Néanmoins, les mois qui viennent de passer montrent à quel point il est devenu difficile de combler le fossé entre gouverné.e.s et gouvernant.e.s. Dans cette perspective, notre proposition vise à combiner les avantages de la représentation élective et de la représentation par tirage au sort, la Chambre des Représentants conservant le dernier mot pour la plupart des matières législatives. La nouvelle assemblée ne présenterait pas seulement la vertu habituellement associée au tirage au sort : permettre à chaque gouverné.e de devenir un jour gouvernant.e. Elle serait un lieu de dialogue entre les communautés du pays, permettant d’aborder les clivages qui le composent sans que ses membres ne doivent préserver leur carrière politique ou suivre mécaniquement les instructions des états-majors de partis. Elle permettrait aussi d’enrichir la délibération des mots de tous les jours et des sentiments de chacun.
Une assemblée conçue par et pour la population
De manière générale, la mise en place de cette assemblée nous rappellera que la démocratie est avant tout un régime où chacun.e est susceptible d’exercer une parcelle de pouvoir collectif. Explicites ou inassumées – rien de tel pour couler une idée de se borner à la trouver « sympathique » – les oppositions que nous rencontrerons seront souvent illustratives de la réticence des élu.e.s à se dessaisir de leurs prérogatives : elles nous encourageront. Elles reposeront aussi sur des arguments raisonnables : discutons-en. Dans ce cadre, les partisans du statu quo devront toutefois expliquer comment la représentation élective peut pallier à ses manques internes mieux que notre proposition le ferait. Ils devront également dire pourquoi la suppression simple du Sénat serait préférable pour notre démocratie que son remplacement par une assemblée tirée au sort.

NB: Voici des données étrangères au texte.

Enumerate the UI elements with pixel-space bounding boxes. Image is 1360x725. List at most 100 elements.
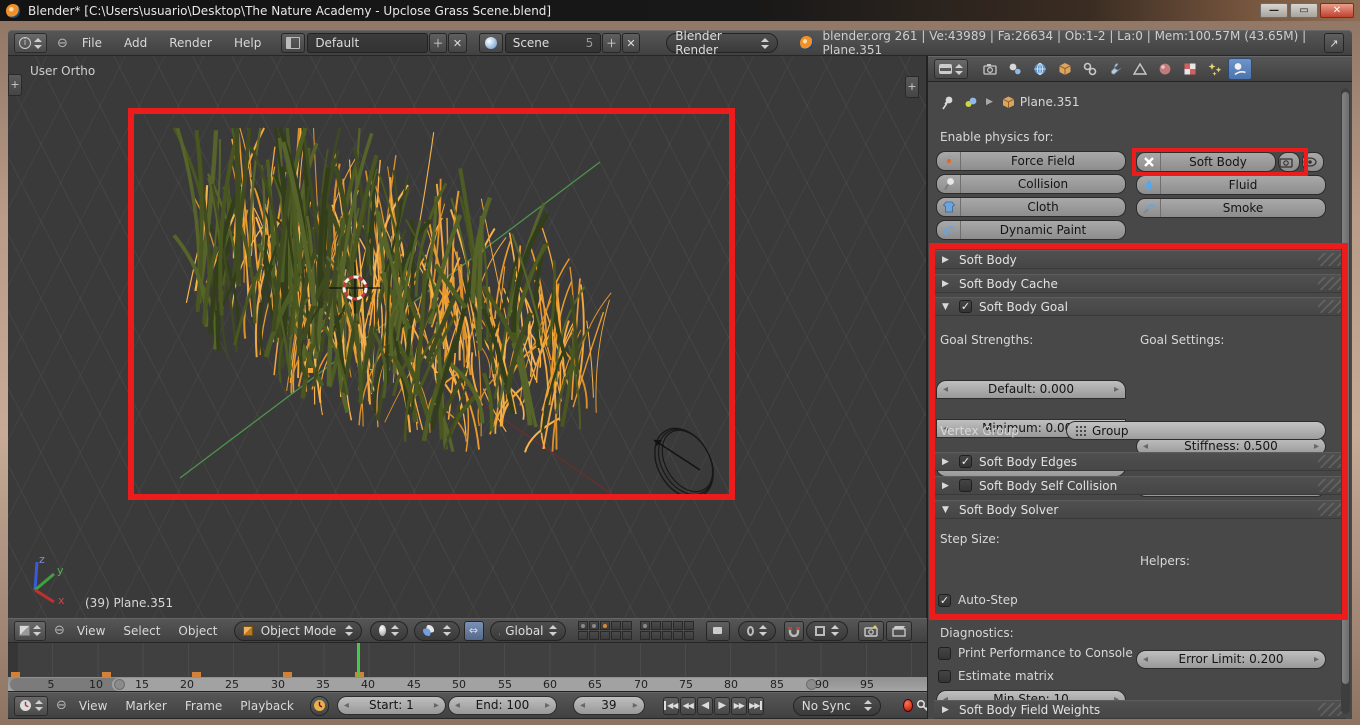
current-frame-line[interactable] bbox=[357, 643, 360, 677]
mode-dropdown[interactable]: Object Mode bbox=[234, 621, 362, 641]
maximize-button[interactable]: ▭ bbox=[1290, 3, 1318, 18]
snap-toggle-button[interactable] bbox=[784, 621, 804, 641]
panel-soft-body-cache[interactable]: ▶ Soft Body Cache bbox=[934, 274, 1346, 293]
collapse-menus-icon[interactable]: ⊖ bbox=[54, 623, 65, 638]
screen-layout-icon-button[interactable] bbox=[281, 33, 305, 53]
goal-default-slider[interactable]: Default: 0.000 bbox=[936, 380, 1126, 399]
frame-start-field[interactable]: Start: 1 bbox=[337, 696, 446, 715]
scene-delete-button[interactable]: ✕ bbox=[622, 33, 640, 53]
editor-type-button-3dview[interactable] bbox=[14, 621, 46, 641]
close-button[interactable]: ✕ bbox=[1320, 3, 1354, 18]
viewport-shading-dropdown[interactable] bbox=[370, 621, 408, 641]
frame-end-field[interactable]: End: 100 bbox=[448, 696, 557, 715]
error-limit-slider[interactable]: Error Limit: 0.200 bbox=[1136, 650, 1326, 669]
jump-to-start-button[interactable]: ◀◀ bbox=[663, 697, 679, 715]
object-data-icon[interactable] bbox=[963, 95, 978, 110]
soft-body-view-toggle[interactable] bbox=[1302, 152, 1324, 172]
panel-soft-body-edges[interactable]: ▶ ✓ Soft Body Edges bbox=[934, 452, 1346, 471]
breadcrumb-object-name[interactable]: Plane.351 bbox=[1020, 95, 1080, 109]
jump-prev-keyframe-button[interactable]: ◀◀ bbox=[680, 697, 696, 715]
window-duplicate-icon[interactable]: ↗ bbox=[1324, 33, 1344, 53]
editor-type-button-timeline[interactable] bbox=[14, 696, 48, 716]
force-field-button[interactable]: Force Field bbox=[936, 151, 1126, 171]
record-icon[interactable] bbox=[903, 699, 914, 712]
collapse-menus-icon[interactable]: ⊖ bbox=[56, 698, 67, 713]
tab-material[interactable] bbox=[1153, 58, 1177, 80]
dynamic-paint-button[interactable]: Dynamic Paint bbox=[936, 220, 1126, 240]
collapse-menus-icon[interactable]: ⊖ bbox=[57, 36, 68, 51]
print-performance-checkbox[interactable] bbox=[938, 647, 951, 660]
scrollbar-thumb[interactable] bbox=[1342, 92, 1349, 684]
panel-soft-body-field-weights[interactable]: ▶ Soft Body Field Weights bbox=[934, 700, 1346, 719]
menu-playback[interactable]: Playback bbox=[234, 699, 300, 713]
panel-soft-body-solver[interactable]: ▼ Soft Body Solver bbox=[934, 500, 1346, 519]
lock-to-scene-button[interactable] bbox=[706, 621, 730, 641]
menu-select[interactable]: Select bbox=[117, 624, 166, 638]
play-reverse-button[interactable]: ◀ bbox=[697, 697, 713, 715]
tab-scene[interactable] bbox=[1003, 58, 1027, 80]
goal-checkbox[interactable]: ✓ bbox=[959, 300, 972, 313]
tab-object[interactable] bbox=[1053, 58, 1077, 80]
menu-view[interactable]: View bbox=[73, 699, 113, 713]
layout-delete-button[interactable]: ✕ bbox=[448, 33, 466, 53]
menu-frame[interactable]: Frame bbox=[179, 699, 228, 713]
jump-to-end-button[interactable]: ▶▶ bbox=[748, 697, 764, 715]
pivot-point-dropdown[interactable] bbox=[414, 621, 460, 641]
scene-icon-button[interactable] bbox=[479, 33, 503, 53]
menu-file[interactable]: File bbox=[76, 36, 108, 50]
tab-render[interactable] bbox=[978, 58, 1002, 80]
render-engine-dropdown[interactable]: Blender Render bbox=[666, 33, 777, 53]
layers-widget-top[interactable] bbox=[578, 621, 632, 640]
ruler-scroll-left-knob[interactable] bbox=[114, 679, 125, 690]
menu-object[interactable]: Object bbox=[172, 624, 223, 638]
smoke-button[interactable]: Smoke bbox=[1136, 198, 1326, 218]
menu-add[interactable]: Add bbox=[118, 36, 153, 50]
ruler-scroll-handle[interactable] bbox=[112, 678, 822, 691]
self-collision-checkbox[interactable] bbox=[959, 479, 972, 492]
toolshelf-expand-tab[interactable]: + bbox=[8, 74, 22, 96]
properties-region-expand-tab[interactable]: + bbox=[905, 76, 919, 98]
screen-layout-field[interactable]: Default bbox=[307, 33, 427, 53]
menu-marker[interactable]: Marker bbox=[119, 699, 172, 713]
vertex-group-field[interactable]: Group bbox=[1066, 421, 1326, 440]
manipulator-toggle-button[interactable]: ⇔ bbox=[464, 621, 484, 641]
proportional-edit-dropdown[interactable] bbox=[738, 621, 776, 641]
panel-soft-body-self-collision[interactable]: ▶ Soft Body Self Collision bbox=[934, 476, 1346, 495]
timeline-ruler[interactable]: 5 10 15 20 25 30 35 40 45 50 55 60 65 70… bbox=[8, 677, 927, 692]
estimate-matrix-checkbox[interactable] bbox=[938, 670, 951, 683]
jump-next-keyframe-button[interactable]: ▶▶ bbox=[731, 697, 747, 715]
tab-physics[interactable] bbox=[1228, 58, 1252, 80]
transform-orientation-dropdown[interactable]: Global bbox=[490, 621, 566, 641]
tab-object-data[interactable] bbox=[1128, 58, 1152, 80]
ruler-scroll-left-cap[interactable] bbox=[10, 678, 120, 691]
cloth-button[interactable]: Cloth bbox=[936, 197, 1126, 217]
auto-step-checkbox[interactable]: ✓ bbox=[938, 594, 951, 607]
layout-add-button[interactable]: ＋ bbox=[429, 33, 447, 53]
fluid-button[interactable]: Fluid bbox=[1136, 175, 1326, 195]
menu-help[interactable]: Help bbox=[228, 36, 267, 50]
soft-body-button[interactable]: Soft Body bbox=[1136, 152, 1276, 172]
collision-button[interactable]: Collision bbox=[936, 174, 1126, 194]
tab-modifiers[interactable] bbox=[1103, 58, 1127, 80]
scene-add-button[interactable]: ＋ bbox=[602, 33, 620, 53]
timeline-track[interactable]: 5 10 15 20 25 30 35 40 45 50 55 60 65 70… bbox=[8, 643, 927, 692]
properties-scrollbar[interactable] bbox=[1341, 88, 1350, 714]
editor-type-button-info[interactable]: i bbox=[14, 33, 47, 53]
render-opengl-button[interactable] bbox=[858, 621, 884, 641]
menu-render[interactable]: Render bbox=[163, 36, 218, 50]
only-selected-toggle-button[interactable] bbox=[310, 696, 329, 716]
current-frame-field[interactable]: 39 bbox=[573, 696, 645, 715]
minimize-button[interactable]: — bbox=[1260, 3, 1288, 18]
tab-constraints[interactable] bbox=[1078, 58, 1102, 80]
panel-soft-body[interactable]: ▶ Soft Body bbox=[934, 250, 1346, 269]
keying-set-icon[interactable] bbox=[916, 699, 927, 713]
scene-field[interactable]: Scene 5 bbox=[505, 33, 602, 53]
soft-body-render-toggle[interactable] bbox=[1278, 152, 1300, 172]
tab-world[interactable] bbox=[1028, 58, 1052, 80]
sync-dropdown[interactable]: No Sync bbox=[793, 696, 881, 716]
layers-widget-bottom[interactable] bbox=[640, 621, 694, 640]
panel-soft-body-goal[interactable]: ▼ ✓ Soft Body Goal bbox=[934, 297, 1346, 316]
tab-particles[interactable] bbox=[1203, 58, 1227, 80]
snap-element-dropdown[interactable] bbox=[806, 621, 848, 641]
play-button[interactable]: ▶ bbox=[714, 697, 730, 715]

Le débat est désormais lancé ! Menons-le au Sénat, mais pas uniquement. Associons-y aussi les citoyen.ne.s par le biais d’une consultation publique. Car après tout, et c’est là tout le pari national formulé par les écologistes, il s’agit de créer une assemblée conçue par et pour la population !
John Pitseys
Farida Tahar
Rodrigue Demeuse
Hélène Ryckmans
France Masai,
Sénateurs Ecolo
1 Manin (B.), « Volonté générale ou délibération. Esquisse d’une théorie générale de la délibération politique », Le Débat, 33, 1985.